Online fashion platform LimeRoad is alleged to have suffered from a data breach after a database containing records of millions of its customers was found for sale on the dark web. The incident was first revealed by cyber security firm Cyble, who said they came across a threat actor who claimed to have around 1.29 million customer records of LimeRoad.
“As part of our regular deepweb and darkweb monitoring, we came across a threat actor who claimed to have around 1.29 million customer records of LimeRoad. The data seems to be legitimate,” Cyble reported.
According to the security firm, among the details exposed in the leaked databases included full names of customers, their email addresses, as well as contact numbers.
LimeRoad, however, denies the allegation, calling the report “baseless.”
“As of now, only 44 numbers are available for the sample, of which very few can match our users’ numbers. We have no reason to believe anything other than that this is a random selection,” commented Suchi Mukherjee, co-founder of LimeRoad.
“We have asked the poster of the darknet and the officer from the cybersecurity front to give us the data to validate. We have not received any further data. Given the current data points, we have no reason to believe these numbers belong to any of our customers,” she added.
Launched in 2012, LimeRoad works like an e-commerce platform based in India. Initially, the business started as an online fashion store geared towards women but later included fashion clothing and accessories for kids and men as well.

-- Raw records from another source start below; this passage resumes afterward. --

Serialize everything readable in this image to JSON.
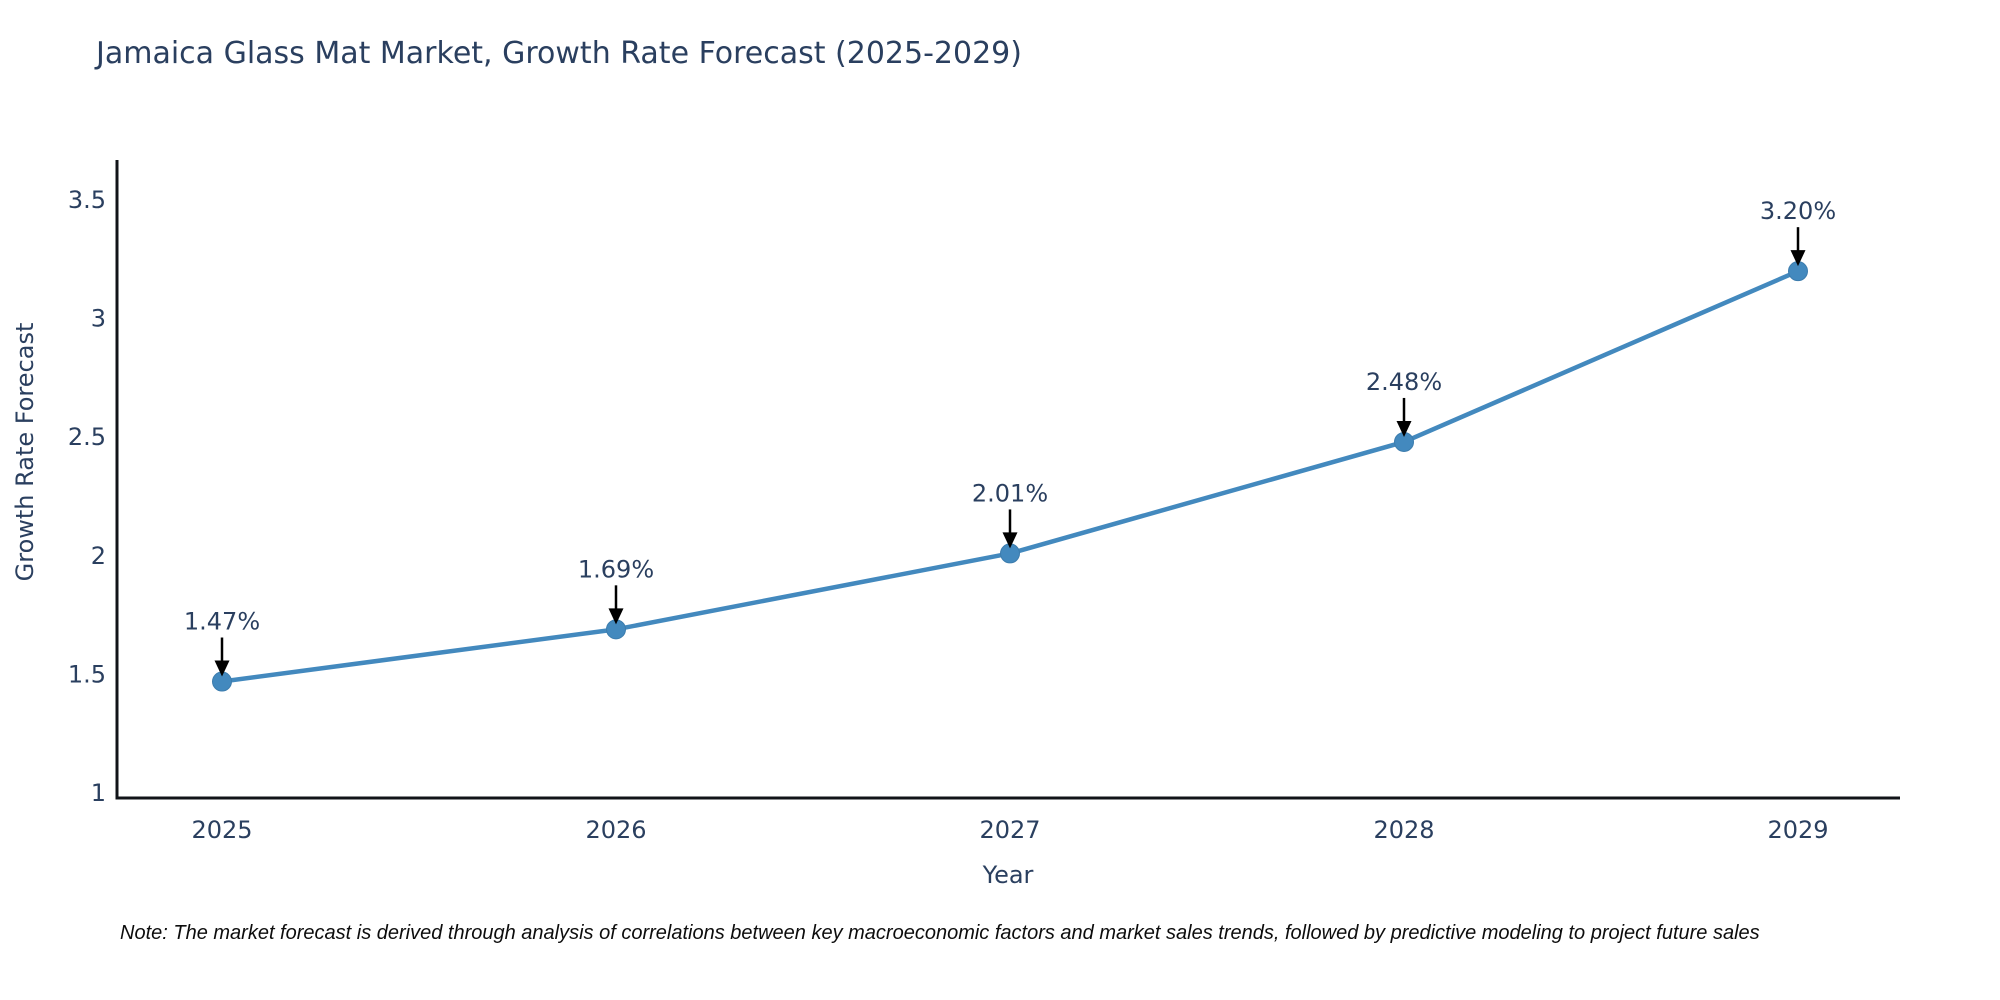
{
  "page": {
    "title": "Jamaica Glass Mat Market, Growth Rate Forecast (2025-2029)",
    "note": "Note: The market forecast is derived through analysis of correlations between key macroeconomic factors and market sales trends, followed by predictive modeling to project future sales"
  },
  "chart_data": {
    "type": "line",
    "title": "Jamaica Glass Mat Market, Growth Rate Forecast (2025-2029)",
    "xlabel": "Year",
    "ylabel": "Growth Rate Forecast",
    "x": [
      2025,
      2026,
      2027,
      2028,
      2029
    ],
    "series": [
      {
        "name": "Growth Rate Forecast",
        "values": [
          1.47,
          1.69,
          2.01,
          2.48,
          3.2
        ],
        "point_labels": [
          "1.47%",
          "1.69%",
          "2.01%",
          "2.48%",
          "3.20%"
        ]
      }
    ],
    "xticks": [
      "2025",
      "2026",
      "2027",
      "2028",
      "2029"
    ],
    "yticks": [
      "1",
      "1.5",
      "2",
      "2.5",
      "3",
      "3.5"
    ],
    "ylim": [
      1,
      3.5
    ],
    "grid": false,
    "legend": "none",
    "line_color": "#4389be",
    "marker_color": "#4389be",
    "marker_edge_color": "#3c7cad",
    "arrow_color": "#000000",
    "axis_color": "#111418",
    "text_color": "#2a3f5f"
  }
}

According to Cyble, e-commerce reported a 78.5 percent increase in revenue from Rs 89.73 crore in the fiscal year 2017 to Rs 160.2 crore the next year. Currently, the company is also said to have around 1.4 million monthly website visitors.

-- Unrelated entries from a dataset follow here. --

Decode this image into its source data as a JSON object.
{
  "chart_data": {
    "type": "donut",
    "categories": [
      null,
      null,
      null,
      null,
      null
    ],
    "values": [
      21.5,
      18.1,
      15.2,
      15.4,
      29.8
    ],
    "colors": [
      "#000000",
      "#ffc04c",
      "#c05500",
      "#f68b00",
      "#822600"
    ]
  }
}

“Cyble research team has been following the alleged data leak post of LimeRoad. Just few minutes back, the threat actor has leaked more than 2000 user account details. While LimeRoad has not contacted Cyble, the leaked data has already been acquired and indexed on our data breach monitoring and notification platform, AmiBreached.com for concerned users,” Cyble wrote Wednesday.
The event marks LimeRoad as the latest addition to the list of e-commerce websites to have been allegedly hit by a massive data breach. In May this year, Indonesia’s largest online store, Tokopedia, also suffered by a cyberattack, leaking details of about 15 million of its customers.